Zdjęcie GRH Beskidy FB
Nie ujmuję niczego żołnierzom wyklętym, acz rzecz jasna zdaję sobie sprawę z tego, że to bardzo szeroki termin, w którym chce się zmieścić setki albo i tysiące odrębnych przypadków. Jestem przeciwny wynoszeniu ich na wysokie i złociste świeczniki z jednego głównie powodu. Żołnierze Niezłomni to byli uczestnicy wojny domowej. Według mnie uczestników wojny domowej nie stawia się na wysokich świecznikach, choćby nie wiadomo jak klarowna racja była po ich stronie. Nie wynosi się, bo strzelali jednak do rodaków, a sytuowanie ich na piedestale powoduje, że ta wojna domowa, w symbolicznym sensie, przenosi się na następne pokolenia.

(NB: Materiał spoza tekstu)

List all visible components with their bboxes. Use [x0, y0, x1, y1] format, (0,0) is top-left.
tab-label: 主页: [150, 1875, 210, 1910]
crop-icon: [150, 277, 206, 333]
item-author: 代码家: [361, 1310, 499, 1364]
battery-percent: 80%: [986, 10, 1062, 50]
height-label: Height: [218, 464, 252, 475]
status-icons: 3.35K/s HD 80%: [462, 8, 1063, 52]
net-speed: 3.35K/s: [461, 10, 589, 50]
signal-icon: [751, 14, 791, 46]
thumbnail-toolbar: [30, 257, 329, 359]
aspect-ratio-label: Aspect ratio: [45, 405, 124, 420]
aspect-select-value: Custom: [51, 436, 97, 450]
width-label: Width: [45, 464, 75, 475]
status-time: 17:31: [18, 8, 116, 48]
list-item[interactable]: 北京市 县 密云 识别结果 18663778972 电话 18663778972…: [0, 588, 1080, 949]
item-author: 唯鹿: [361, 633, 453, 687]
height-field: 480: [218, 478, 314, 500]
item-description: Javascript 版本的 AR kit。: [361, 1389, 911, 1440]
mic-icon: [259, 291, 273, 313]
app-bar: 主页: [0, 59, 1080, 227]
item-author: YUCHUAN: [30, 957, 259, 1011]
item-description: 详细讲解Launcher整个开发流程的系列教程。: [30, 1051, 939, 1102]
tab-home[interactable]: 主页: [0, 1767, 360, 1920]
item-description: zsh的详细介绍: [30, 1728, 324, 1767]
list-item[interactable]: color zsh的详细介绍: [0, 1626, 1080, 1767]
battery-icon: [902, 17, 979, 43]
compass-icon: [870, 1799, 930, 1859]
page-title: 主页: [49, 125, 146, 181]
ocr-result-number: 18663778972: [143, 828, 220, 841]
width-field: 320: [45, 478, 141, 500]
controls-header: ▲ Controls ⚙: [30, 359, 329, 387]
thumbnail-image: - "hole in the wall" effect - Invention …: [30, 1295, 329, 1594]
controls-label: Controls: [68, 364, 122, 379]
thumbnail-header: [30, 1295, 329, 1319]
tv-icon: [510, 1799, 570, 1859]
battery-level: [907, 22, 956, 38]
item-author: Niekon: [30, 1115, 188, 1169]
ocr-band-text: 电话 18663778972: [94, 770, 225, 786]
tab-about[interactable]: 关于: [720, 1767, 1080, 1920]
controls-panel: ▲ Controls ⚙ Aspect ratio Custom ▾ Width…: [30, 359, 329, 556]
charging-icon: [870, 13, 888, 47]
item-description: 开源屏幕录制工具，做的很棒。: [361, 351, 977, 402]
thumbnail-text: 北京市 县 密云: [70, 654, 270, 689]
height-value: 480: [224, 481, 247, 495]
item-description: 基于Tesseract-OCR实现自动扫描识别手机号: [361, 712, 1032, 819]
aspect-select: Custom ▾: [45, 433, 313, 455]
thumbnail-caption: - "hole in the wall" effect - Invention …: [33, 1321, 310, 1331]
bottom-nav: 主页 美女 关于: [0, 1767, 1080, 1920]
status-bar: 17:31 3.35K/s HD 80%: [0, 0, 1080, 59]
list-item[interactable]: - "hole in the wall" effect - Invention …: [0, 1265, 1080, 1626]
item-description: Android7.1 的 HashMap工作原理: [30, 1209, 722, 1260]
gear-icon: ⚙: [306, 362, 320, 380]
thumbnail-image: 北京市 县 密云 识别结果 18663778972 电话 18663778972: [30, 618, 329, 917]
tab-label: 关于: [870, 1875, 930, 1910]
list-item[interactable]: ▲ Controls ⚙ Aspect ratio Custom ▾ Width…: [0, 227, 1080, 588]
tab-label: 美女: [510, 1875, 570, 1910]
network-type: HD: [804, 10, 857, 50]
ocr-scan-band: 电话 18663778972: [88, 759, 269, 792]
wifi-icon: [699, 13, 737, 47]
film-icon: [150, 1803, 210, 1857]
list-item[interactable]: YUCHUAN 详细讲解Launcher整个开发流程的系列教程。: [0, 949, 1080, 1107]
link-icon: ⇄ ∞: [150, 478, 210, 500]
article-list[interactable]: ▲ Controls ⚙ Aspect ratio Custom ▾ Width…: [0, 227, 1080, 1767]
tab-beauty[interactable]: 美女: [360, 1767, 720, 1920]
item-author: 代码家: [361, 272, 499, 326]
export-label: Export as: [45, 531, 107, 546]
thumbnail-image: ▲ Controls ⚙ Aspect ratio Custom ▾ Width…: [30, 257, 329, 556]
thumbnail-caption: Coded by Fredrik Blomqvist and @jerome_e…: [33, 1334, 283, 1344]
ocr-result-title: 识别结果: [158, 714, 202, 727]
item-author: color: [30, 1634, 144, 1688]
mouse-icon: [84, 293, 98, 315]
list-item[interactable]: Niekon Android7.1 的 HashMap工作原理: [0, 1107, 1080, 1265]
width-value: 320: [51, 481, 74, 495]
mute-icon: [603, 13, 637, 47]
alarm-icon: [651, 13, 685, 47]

Nie krytykuję rodaków za pierwszomarcowe marsze ku pamięci wyklętych. Sam tego nie robię, bo mam gawiedziowstręt, a patriotyzm zasila w mojej kompilacji serca i umysłu coraz liczniejszy zestaw stanów, które uznaję za osobiste. Niech wspominają, maszerują. Tylko czemu, przy tej okazji w moim mieście Bielsku-Białej nie pierwszy raz muszą się pojawić transparenty ONR? I to z tyłu za czołowymi politykami rządowymi?


Przed sztandarem ONR wiceminister Stanisław Szwed i poseł PiS Grzegorz Puda. Zdjęcie: Jan Chrząszcz FB

Po co symbolika militarna i rytuały? Dlaczego współorganizatorzy marszu w Bielsku-Białej na fb mają takie zdjęcia dzieci z karabinami?